There are more are more “A” students in high school than ever before, but average SAT scores are falling. What explains these two conflicting trends?
Michael Hurwitz of the College Board and Jason Lee of the University of Georgia’s Institute of Higher Education set out to study how today’s students compare to the high schoolers of 19 years ago.
The duo found that 47 percent of American high school students have “A” GPAs and the average SAT score is 1,002. Back in 1998, only 38.9 percent of American high schoolers were “A” students – but they scored an average 1,026 SAT points.
Lee and Hurwitz blame grade inflation. In other words, the level of mastery that used to earn a B+ might now receive an A or A-. Studies show that grade inflation is more prevalent at private schools than public ones and Lee and Hurwitz say that grade inflation is most prevalent in schools with wealthy, white students.
High schools have every incentive to inflate grades. Higher grades mean higher graduation rates, and higher graduation rates mean better rankings. When college admissions and scholarships are based in part on GPA, high schools know that high GPAs will get their students more acceptance letters.
Lee and Hurwitz say that schools with grade inflation would do well to use class rankings. This would allow college admissions officers to compare students within the same school, not at different schools with vastly different levels of difficulty. If you operate under the delusion that everyone is a great student, ranking students disrupts that narrative. Someone has to be at the bottom of the class.
Unfortunately, schools that are wealthy, white, and/or private are also least likely to use that marker of achievement. In schools where every student and family is essentially a customer, schools need to keep those customers happy. Few are willing to pay to be ranked at the bottom.
Grade inflation is only one contributing factor to this GPA rise/SAT fall paradigm. Additionally, the College Board has made the SAT more difficult. In 2016, the testing giant rolled out a new SAT with “longer and harder reading passages and more words in math problems,” according to the New York Times.

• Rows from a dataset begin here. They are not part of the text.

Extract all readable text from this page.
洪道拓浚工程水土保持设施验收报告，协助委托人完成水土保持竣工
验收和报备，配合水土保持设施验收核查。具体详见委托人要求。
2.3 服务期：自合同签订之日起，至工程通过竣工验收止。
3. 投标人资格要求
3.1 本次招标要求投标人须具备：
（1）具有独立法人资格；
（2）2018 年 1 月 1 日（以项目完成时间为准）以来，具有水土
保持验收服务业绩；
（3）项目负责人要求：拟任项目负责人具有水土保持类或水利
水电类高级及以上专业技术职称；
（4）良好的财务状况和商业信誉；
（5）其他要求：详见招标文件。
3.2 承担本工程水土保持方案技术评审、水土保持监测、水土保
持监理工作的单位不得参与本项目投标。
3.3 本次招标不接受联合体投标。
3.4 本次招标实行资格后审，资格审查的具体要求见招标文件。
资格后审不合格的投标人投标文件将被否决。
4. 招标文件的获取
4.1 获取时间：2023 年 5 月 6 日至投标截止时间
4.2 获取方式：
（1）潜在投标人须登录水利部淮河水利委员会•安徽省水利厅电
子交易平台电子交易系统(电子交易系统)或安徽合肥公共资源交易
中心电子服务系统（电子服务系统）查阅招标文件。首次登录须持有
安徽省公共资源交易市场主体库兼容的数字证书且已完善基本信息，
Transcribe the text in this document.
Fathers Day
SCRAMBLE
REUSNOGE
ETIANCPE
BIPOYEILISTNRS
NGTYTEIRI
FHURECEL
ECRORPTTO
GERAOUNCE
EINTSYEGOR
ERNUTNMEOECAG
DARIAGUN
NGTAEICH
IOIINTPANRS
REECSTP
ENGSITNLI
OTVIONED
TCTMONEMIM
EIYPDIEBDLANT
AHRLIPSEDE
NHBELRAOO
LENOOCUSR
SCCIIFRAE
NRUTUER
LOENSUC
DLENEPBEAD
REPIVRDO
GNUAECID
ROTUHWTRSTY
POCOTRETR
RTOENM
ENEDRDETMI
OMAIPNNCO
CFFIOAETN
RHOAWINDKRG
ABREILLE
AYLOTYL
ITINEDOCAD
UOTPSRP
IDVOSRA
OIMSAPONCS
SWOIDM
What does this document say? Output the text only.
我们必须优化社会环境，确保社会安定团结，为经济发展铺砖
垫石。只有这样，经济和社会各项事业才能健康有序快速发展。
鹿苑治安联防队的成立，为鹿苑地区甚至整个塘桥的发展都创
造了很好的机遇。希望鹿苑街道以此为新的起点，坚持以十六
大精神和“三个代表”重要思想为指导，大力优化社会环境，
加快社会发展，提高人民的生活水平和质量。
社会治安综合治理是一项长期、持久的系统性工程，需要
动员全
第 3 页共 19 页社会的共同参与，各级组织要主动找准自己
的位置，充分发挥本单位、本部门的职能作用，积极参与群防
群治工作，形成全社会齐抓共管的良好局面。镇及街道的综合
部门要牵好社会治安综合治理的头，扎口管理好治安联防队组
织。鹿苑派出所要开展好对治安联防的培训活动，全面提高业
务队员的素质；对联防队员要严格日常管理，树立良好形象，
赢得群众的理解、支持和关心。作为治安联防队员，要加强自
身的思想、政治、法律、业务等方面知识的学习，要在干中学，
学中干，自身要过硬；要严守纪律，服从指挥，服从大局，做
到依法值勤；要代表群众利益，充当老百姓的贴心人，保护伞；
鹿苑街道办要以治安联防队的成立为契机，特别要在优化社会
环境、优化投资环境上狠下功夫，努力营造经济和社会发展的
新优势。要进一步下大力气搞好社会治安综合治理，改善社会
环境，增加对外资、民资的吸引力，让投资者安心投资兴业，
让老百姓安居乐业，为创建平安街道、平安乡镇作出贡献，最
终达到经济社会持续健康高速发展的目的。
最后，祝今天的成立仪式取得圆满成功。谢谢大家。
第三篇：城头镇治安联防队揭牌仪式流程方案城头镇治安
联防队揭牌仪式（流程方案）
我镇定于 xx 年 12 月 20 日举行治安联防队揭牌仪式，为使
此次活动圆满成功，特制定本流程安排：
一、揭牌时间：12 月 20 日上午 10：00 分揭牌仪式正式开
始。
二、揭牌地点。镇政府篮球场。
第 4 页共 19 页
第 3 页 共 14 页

A tougher SAT makes the painful rite of passage even more grueling, but it also makes it easier for colleges to differentiate between applicants. A more difficult test means that the bell curve of scores will be more spread out, making it easier for colleges to differentiate between candidates.
Lower SAT scores point more towards a harder test than toward lesser abilities. However, grade inflation means a gradual lowering of the bar for achievement. Over time, this scheme might make schools look good, but it continues to be a disservice to students.